1. Transformation with backbone plasmid pSB3K3-J04450, 2009 Kit plate 1, well 7E. The DNA extracted from the plate was stored in a tube marked “pSB3K3-J04450 21.JUN.10”. I also made transformation with p17.

2. PCR to add minimum blue promoter to p30, I did the PCR reaction with rTth and Taq Platinum enzymes. I used plasmid 30 from the kit plate 1, distribution 2009, well 3M, I suspended the DNA from the plate in 10 ul of HPLC and used 2 ul of this suspension for each PCR reaction. As control I used 2 ul of Paz’s biopart D (~3 kb’s) diluted 1:5. I did two reactions for the plasmid 30 with the minimum blue promoter fro each enzyme and just one reaction for the control of 3 kb’s for each enzyme.

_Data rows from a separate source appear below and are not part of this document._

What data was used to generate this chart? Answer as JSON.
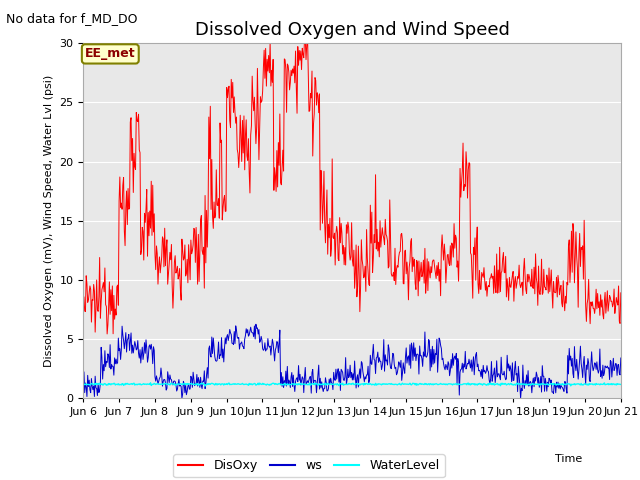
{
  "title": "Dissolved Oxygen and Wind Speed",
  "subtitle": "No data for f_MD_DO",
  "xlabel": "Time",
  "ylabel": "Dissolved Oxygen (mV), Wind Speed, Water Lvl (psi)",
  "xlim": [
    6,
    21
  ],
  "ylim": [
    0,
    30
  ],
  "yticks": [
    0,
    5,
    10,
    15,
    20,
    25,
    30
  ],
  "xtick_positions": [
    6,
    7,
    8,
    9,
    10,
    11,
    12,
    13,
    14,
    15,
    16,
    17,
    18,
    19,
    20,
    21
  ],
  "xtick_labels": [
    "Jun 6",
    "Jun 7",
    "Jun 8",
    "Jun 9",
    "Jun 10",
    "Jun 11",
    "Jun 12",
    "Jun 13",
    "Jun 14",
    "Jun 15",
    "Jun 16",
    "Jun 17",
    "Jun 18",
    "Jun 19",
    "Jun 20",
    "Jun 21"
  ],
  "legend_labels": [
    "DisOxy",
    "ws",
    "WaterLevel"
  ],
  "legend_colors": [
    "red",
    "#0000cc",
    "cyan"
  ],
  "annotation_text": "EE_met",
  "bg_color": "#e8e8e8",
  "title_fontsize": 13,
  "label_fontsize": 8,
  "tick_fontsize": 8,
  "subtitle_fontsize": 9
}
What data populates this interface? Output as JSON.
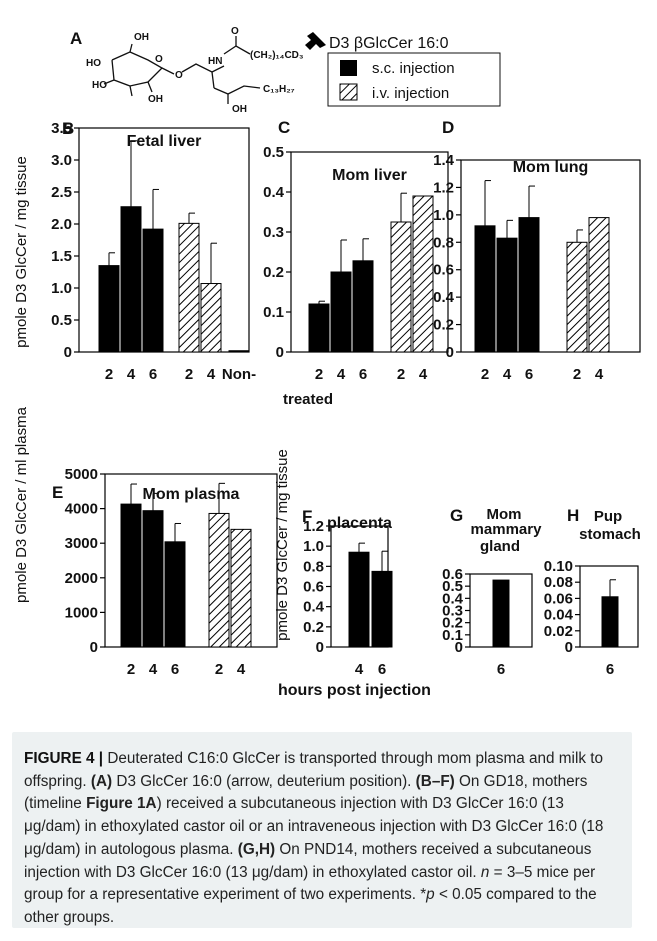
{
  "structure": {
    "panel_letter": "A",
    "compound_label": "D3 βGlcCer 16:0",
    "legend": [
      {
        "label": "s.c. injection",
        "pattern": "solid"
      },
      {
        "label": "i.v. injection",
        "pattern": "hatched"
      }
    ],
    "atoms": {
      "oh_sugar_top": "OH",
      "ho_sugar_left": "HO",
      "ho_sugar_bottom": "HO",
      "oh_sugar_bottom": "OH",
      "o_ring": "O",
      "o_link": "O",
      "hn": "HN",
      "o_carbonyl": "O",
      "chain_top": "(CH₂)₁₄CD₃",
      "chain_right": "C₁₃H₂₇",
      "oh_sphingo": "OH"
    }
  },
  "common": {
    "ylabel_top": "pmole D3 GlcCer / mg tissue",
    "ylabel_plasma": "pmole D3 GlcCer / ml plasma",
    "ylabel_bottom": "pmole D3 GlcCer / mg tissue",
    "xlabel": "hours post injection",
    "solid_color": "#000000",
    "hatch_color": "#000000"
  },
  "chart_data": [
    {
      "id": "B",
      "letter": "B",
      "type": "bar",
      "title": "Fetal liver",
      "bars": [
        {
          "x": "2",
          "value": 1.35,
          "err": 0.2,
          "pattern": "solid",
          "group": 0
        },
        {
          "x": "4",
          "value": 2.27,
          "err": 1.03,
          "pattern": "solid",
          "group": 0
        },
        {
          "x": "6",
          "value": 1.92,
          "err": 0.62,
          "pattern": "solid",
          "group": 0
        },
        {
          "x": "2",
          "value": 2.01,
          "err": 0.16,
          "pattern": "hatched",
          "group": 1
        },
        {
          "x": "4",
          "value": 1.07,
          "err": 0.63,
          "pattern": "hatched",
          "group": 1
        },
        {
          "x": "Non-treated",
          "value": 0.02,
          "err": 0,
          "pattern": "solid",
          "group": 2
        }
      ],
      "yticks": [
        "0",
        "0.5",
        "1.0",
        "1.5",
        "2.0",
        "2.5",
        "3.0",
        "3.5"
      ],
      "ylim": [
        0,
        3.5
      ],
      "annotation": "*",
      "extra_label": "treated"
    },
    {
      "id": "C",
      "letter": "C",
      "type": "bar",
      "title": "Mom liver",
      "bars": [
        {
          "x": "2",
          "value": 0.12,
          "err": 0.007,
          "pattern": "solid",
          "group": 0
        },
        {
          "x": "4",
          "value": 0.2,
          "err": 0.08,
          "pattern": "solid",
          "group": 0
        },
        {
          "x": "6",
          "value": 0.228,
          "err": 0.055,
          "pattern": "solid",
          "group": 0
        },
        {
          "x": "2",
          "value": 0.325,
          "err": 0.072,
          "pattern": "hatched",
          "group": 1
        },
        {
          "x": "4",
          "value": 0.39,
          "err": 0,
          "pattern": "hatched",
          "group": 1
        }
      ],
      "yticks": [
        "0",
        "0.1",
        "0.2",
        "0.3",
        "0.4",
        "0.5"
      ],
      "ylim": [
        0,
        0.5
      ]
    },
    {
      "id": "D",
      "letter": "D",
      "type": "bar",
      "title": "Mom lung",
      "bars": [
        {
          "x": "2",
          "value": 0.92,
          "err": 0.33,
          "pattern": "solid",
          "group": 0
        },
        {
          "x": "4",
          "value": 0.83,
          "err": 0.13,
          "pattern": "solid",
          "group": 0
        },
        {
          "x": "6",
          "value": 0.98,
          "err": 0.23,
          "pattern": "solid",
          "group": 0
        },
        {
          "x": "2",
          "value": 0.8,
          "err": 0.09,
          "pattern": "hatched",
          "group": 1
        },
        {
          "x": "4",
          "value": 0.98,
          "err": 0,
          "pattern": "hatched",
          "group": 1
        }
      ],
      "yticks": [
        "0",
        "0.2",
        "0.4",
        "0.6",
        "0.8",
        "1.0",
        "1.2",
        "1.4"
      ],
      "ylim": [
        0,
        1.4
      ]
    },
    {
      "id": "E",
      "letter": "E",
      "type": "bar",
      "title": "Mom plasma",
      "bars": [
        {
          "x": "2",
          "value": 4130,
          "err": 580,
          "pattern": "solid",
          "group": 0
        },
        {
          "x": "4",
          "value": 3940,
          "err": 500,
          "pattern": "solid",
          "group": 0
        },
        {
          "x": "6",
          "value": 3040,
          "err": 530,
          "pattern": "solid",
          "group": 0
        },
        {
          "x": "2",
          "value": 3860,
          "err": 870,
          "pattern": "hatched",
          "group": 1
        },
        {
          "x": "4",
          "value": 3400,
          "err": 0,
          "pattern": "hatched",
          "group": 1
        }
      ],
      "yticks": [
        "0",
        "1000",
        "2000",
        "3000",
        "4000",
        "5000"
      ],
      "ylim": [
        0,
        5000
      ]
    },
    {
      "id": "F",
      "letter": "F",
      "type": "bar",
      "title": "placenta",
      "bars": [
        {
          "x": "4",
          "value": 0.94,
          "err": 0.09,
          "pattern": "solid",
          "group": 0
        },
        {
          "x": "6",
          "value": 0.75,
          "err": 0.2,
          "pattern": "solid",
          "group": 0
        }
      ],
      "yticks": [
        "0",
        "0.2",
        "0.4",
        "0.6",
        "0.8",
        "1.0",
        "1.2"
      ],
      "ylim": [
        0,
        1.2
      ]
    },
    {
      "id": "G",
      "letter": "G",
      "type": "bar",
      "title": "Mom mammary gland",
      "bars": [
        {
          "x": "6",
          "value": 0.55,
          "err": 0,
          "pattern": "solid",
          "group": 0
        }
      ],
      "yticks": [
        "0",
        "0.1",
        "0.2",
        "0.3",
        "0.4",
        "0.5",
        "0.6"
      ],
      "ylim": [
        0,
        0.6
      ]
    },
    {
      "id": "H",
      "letter": "H",
      "type": "bar",
      "title": "Pup stomach",
      "bars": [
        {
          "x": "6",
          "value": 0.062,
          "err": 0.021,
          "pattern": "solid",
          "group": 0
        }
      ],
      "yticks": [
        "0",
        "0.02",
        "0.04",
        "0.06",
        "0.08",
        "0.10"
      ],
      "ylim": [
        0,
        0.1
      ]
    }
  ],
  "caption": {
    "label": "FIGURE 4 |",
    "s1": "Deuterated C16:0 GlcCer is transported through mom plasma and milk to offspring.",
    "refA": "(A)",
    "s2": "D3 GlcCer 16:0 (arrow, deuterium position).",
    "refBF": "(B–F)",
    "s3": "On GD18, mothers (timeline",
    "refFig": "Figure 1A",
    "s4": ") received a subcutaneous injection with D3 GlcCer 16:0 (13 μg/dam) in ethoxylated castor oil or an intraveneous injection with D3 GlcCer 16:0 (18 μg/dam) in autologous plasma.",
    "refGH": "(G,H)",
    "s5": "On PND14, mothers received a subcutaneous injection with D3 GlcCer 16:0 (13 μg/dam) in ethoxylated castor oil.",
    "n_sym": "n",
    "s6": "= 3–5 mice per group for a representative experiment of two experiments. *",
    "p_sym": "p",
    "s7": "< 0.05 compared to the other groups."
  }
}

3. Run gel to verify PCR results.

PCR p30-minBP 21Jun2010.JPG

Lanes: 1,8) Ladder; 2) p30-minBP 1 rTth; 3) p30-minBP 2 rTth; 4) Ctrl 3 kb’s rTth; 5) p30-minBP 1 Platinum; 6) p30-minBP 2 Platinum; 7) Ctrl 3 kb’s Platinum.

4. Prepare culture dishes with LB medium and Tetracicline (Tet). Protocol to prepare them is explained on april 20th.